Freedom from discrimination and cultural rights

The right to equality is fundamental. As a free-standing right it is declared in article 26 of the ICCPR, and as a condition of the enjoyment of all other rights it is enshrined in article 2 of the ICCPR and ICESCR. Equality is both procedural—equality before the law—and substantive—equality under the law. Liberty Victoria supports the right to equality and freedom from discrimination, without the limitation in the Charter to only those attributes mentioned on the Equal Opportunity Act 1995 (EOA). Australia’s obligations under international law are to ensure the right to equality on any attribute, and the EOA and Charter should say likewise. The only limitation on the right to equality should be the inherent limitations known to international law and set out in s.7 of the Charter, namely “such reasonable limits as can be demonstrably justified in a free and democratic society based on human dignity, equality and freedom.” Liberty Victoria supports a view of equality which aims for substantive, rather than merely formal, equality, as this is what is necessary for human dignity.
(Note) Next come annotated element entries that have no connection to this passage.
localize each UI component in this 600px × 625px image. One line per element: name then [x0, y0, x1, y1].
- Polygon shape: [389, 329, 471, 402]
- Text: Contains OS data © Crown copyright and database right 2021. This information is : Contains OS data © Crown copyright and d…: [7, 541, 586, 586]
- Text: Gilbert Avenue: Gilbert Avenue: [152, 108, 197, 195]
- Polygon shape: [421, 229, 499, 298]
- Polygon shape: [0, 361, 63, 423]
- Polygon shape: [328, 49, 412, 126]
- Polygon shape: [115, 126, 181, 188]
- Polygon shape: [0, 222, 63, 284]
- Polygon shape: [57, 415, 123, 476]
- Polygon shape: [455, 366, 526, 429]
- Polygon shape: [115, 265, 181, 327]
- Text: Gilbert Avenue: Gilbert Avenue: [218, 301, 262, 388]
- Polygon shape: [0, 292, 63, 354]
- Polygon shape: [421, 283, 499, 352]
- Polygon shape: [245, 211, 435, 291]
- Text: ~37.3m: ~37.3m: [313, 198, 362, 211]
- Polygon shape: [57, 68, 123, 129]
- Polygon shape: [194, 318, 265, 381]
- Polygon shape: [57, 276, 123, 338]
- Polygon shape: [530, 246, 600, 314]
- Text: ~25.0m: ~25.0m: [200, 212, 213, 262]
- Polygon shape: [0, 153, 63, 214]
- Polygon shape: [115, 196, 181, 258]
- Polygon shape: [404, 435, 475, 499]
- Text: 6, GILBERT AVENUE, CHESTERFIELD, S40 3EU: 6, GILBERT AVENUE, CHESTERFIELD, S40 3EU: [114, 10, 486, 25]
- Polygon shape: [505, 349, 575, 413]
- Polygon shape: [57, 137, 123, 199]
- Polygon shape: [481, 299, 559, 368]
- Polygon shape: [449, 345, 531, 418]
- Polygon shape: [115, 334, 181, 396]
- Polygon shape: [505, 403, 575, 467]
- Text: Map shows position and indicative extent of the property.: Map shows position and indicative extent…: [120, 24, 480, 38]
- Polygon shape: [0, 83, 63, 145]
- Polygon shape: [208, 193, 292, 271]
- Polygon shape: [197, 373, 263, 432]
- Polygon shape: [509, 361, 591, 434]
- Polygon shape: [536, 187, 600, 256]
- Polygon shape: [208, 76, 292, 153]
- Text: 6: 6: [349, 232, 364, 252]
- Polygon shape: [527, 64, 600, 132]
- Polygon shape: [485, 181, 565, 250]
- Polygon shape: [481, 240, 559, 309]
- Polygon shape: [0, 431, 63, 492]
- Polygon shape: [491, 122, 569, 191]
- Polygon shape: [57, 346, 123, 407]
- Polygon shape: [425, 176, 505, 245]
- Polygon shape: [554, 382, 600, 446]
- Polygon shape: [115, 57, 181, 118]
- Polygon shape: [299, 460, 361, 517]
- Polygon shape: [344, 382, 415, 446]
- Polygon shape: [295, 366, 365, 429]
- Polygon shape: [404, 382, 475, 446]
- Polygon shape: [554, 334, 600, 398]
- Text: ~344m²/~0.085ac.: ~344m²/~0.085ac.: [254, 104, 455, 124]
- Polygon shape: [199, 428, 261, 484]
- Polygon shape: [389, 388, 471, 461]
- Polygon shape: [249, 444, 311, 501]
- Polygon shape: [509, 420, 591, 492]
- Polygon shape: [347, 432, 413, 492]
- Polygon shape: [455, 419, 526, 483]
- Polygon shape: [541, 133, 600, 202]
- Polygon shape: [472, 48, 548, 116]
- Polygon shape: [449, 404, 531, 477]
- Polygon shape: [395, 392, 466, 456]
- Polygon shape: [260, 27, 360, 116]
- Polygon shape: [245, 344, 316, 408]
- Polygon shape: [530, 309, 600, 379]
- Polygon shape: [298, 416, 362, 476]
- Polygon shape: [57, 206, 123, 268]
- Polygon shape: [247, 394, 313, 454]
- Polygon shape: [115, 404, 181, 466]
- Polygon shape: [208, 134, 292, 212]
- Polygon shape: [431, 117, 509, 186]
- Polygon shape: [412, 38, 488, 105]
As the Charter rightly acknowledges at s.8(4): “Measures taken for the purpose of assisting or advancing persons or groups of persons disadvantaged because of discrimination do not constitute discrimination.” Cultural rights, as set out in s.19 of the Charter, are another necessary aspect of human dignity. Liberty Victoria supports their full realisation, as part of the balancing of individual and community in a multicultural society. Everyone benefits by acknowledging and celebrating the richness of the cultures of others, while having the reciprocal acknowledgement of their own. People can best participate in and contribute to the life of the community when they can also participate freely in the life of their communities of origin and of choice, safe in the knowledge that they too are respected.